Pilgrim Road Blog Photo

Pilgrim Road Blog Photo

Wednesday, December 7, 2011

Shall We Accept God from God, and Not Trouble?

Dear friends,

Somewhere, in the bleakness of this early December morning, with my crab apple tree stripped and naked, with the cold drizzle leaking from a monotone gray sky, with a heart broken and yet unhealed by a calamity of November’s past, a question hangs in the a shadowy corner of my consciousness. 

“Shall we accept good from God, and not trouble?”  Job 2:10

Here is that cosmic dilemma once again.  Here again, that question that has ripped from good men their fragile, emerging faith.  Here is that question that we who love God play tennis with all the time, hitting the ball back into the other court, hoping to avoid its insistent clamor, only to find it returning again to be considered by our limited perspective, by our shallow understanding.

In the pediatric icu, the question hangs heavy as a mom and dad wait for their brain injured son, hurt in a car accident, to die as his brain stem shuts down.  In the apartment of Burman refugees, wrapping toothpaste in aluminum foil for Christmas, the question hovers.  It is there too in the midst of an ugly divorce, and wears like a cloak on the parent waiting for the prodigal to return.  Everywhere there is suffering, the theological debate rages invisibly on… Where does the free will of man, often resulting in evil, and the sovereignty of God intersect?  Does He indeed bring trouble to those He most vehemently claims to love “with an everlasting love.”

As I wade through my own losses, digging ever deeper (despite my lack of spiritual skill) into the mine of God’s word I find some consolation.  I turn this thing around a thousand times in my head…the car accident, the fallout, the pain and suffering that continue down unfamiliar roads I didn’t see coming…and it is this word that remains: Emmanuel.  God with us.

Job writhed in anguish of body and soul.  He railed, he complained and he suffered profoundly.  He volleyed that ball back and forth with his God many times.  Read his account, so very human…one moment faithfully hanging on, the next wanting to die, the next madder than a wet hen.  All the while The Great One stays with Job.  Like the faithful friend at the bedside of the feverish, He will not let Job go on alone, even though Job can’t see him there in his misery. 

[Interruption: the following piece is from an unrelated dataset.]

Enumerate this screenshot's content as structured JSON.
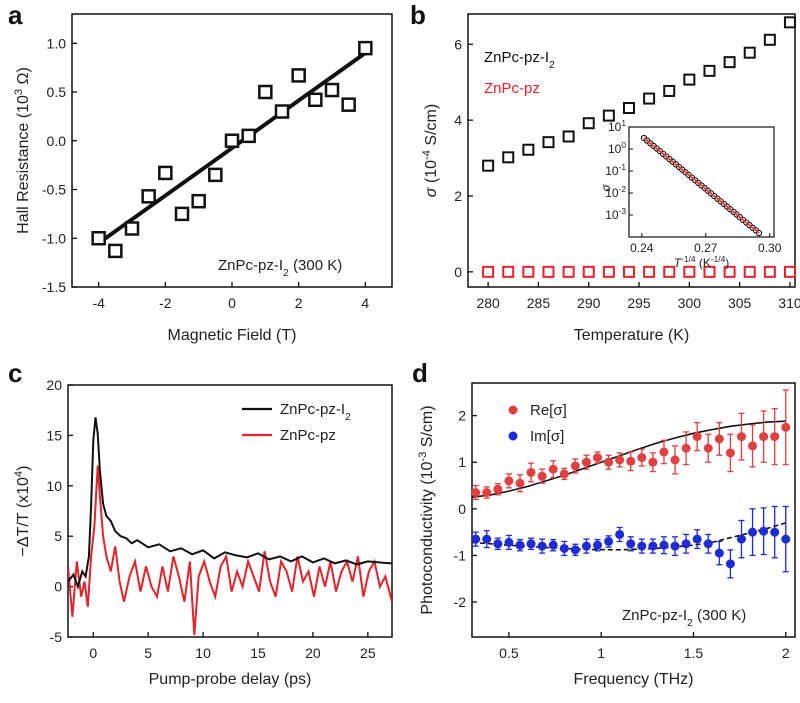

God replies to Job’s sufferings with Himself.  In that famous speech from the pulpit of heaven, the Ancient of Days points out to the poor man in a myriad of metaphors just how limited human perspective can be.  In the end, Job finds the “God with him”.  He finds Emanuel.  But it’s messy business.  Not a neat tidy story.  And lest you forget, Job never got those dead children back.  He would have to continue on accepting not only good from God, but trouble also.

There is so much more to say.  As I write these words I think of the value the word of God places on suffering to bring great good.  I think of the deliverance and joy that are also splashed across the painting of a life bearing the smudges of evil and grief.  And I see a Savior born in a smelly barn, asking a similar question in the Garden of Gethsemane: “Shall we accept good from God, and not trouble?”  ‘If it is possible, could this cup possibly pass me by?”

Thankfully, He accepted trouble to bring us good.  Sins forgiven.  Sorrows consoled.  Death defeated.  Emanuel.  God with us.  Hold on in your suffering.  Before we know it, it will be Christmas and Easter every day.  We  will see all the spiritual cancer the Surgeon’s knife cut loose in our pain.  And like Job, we will simply stand awestruck, and the question will no longer matter.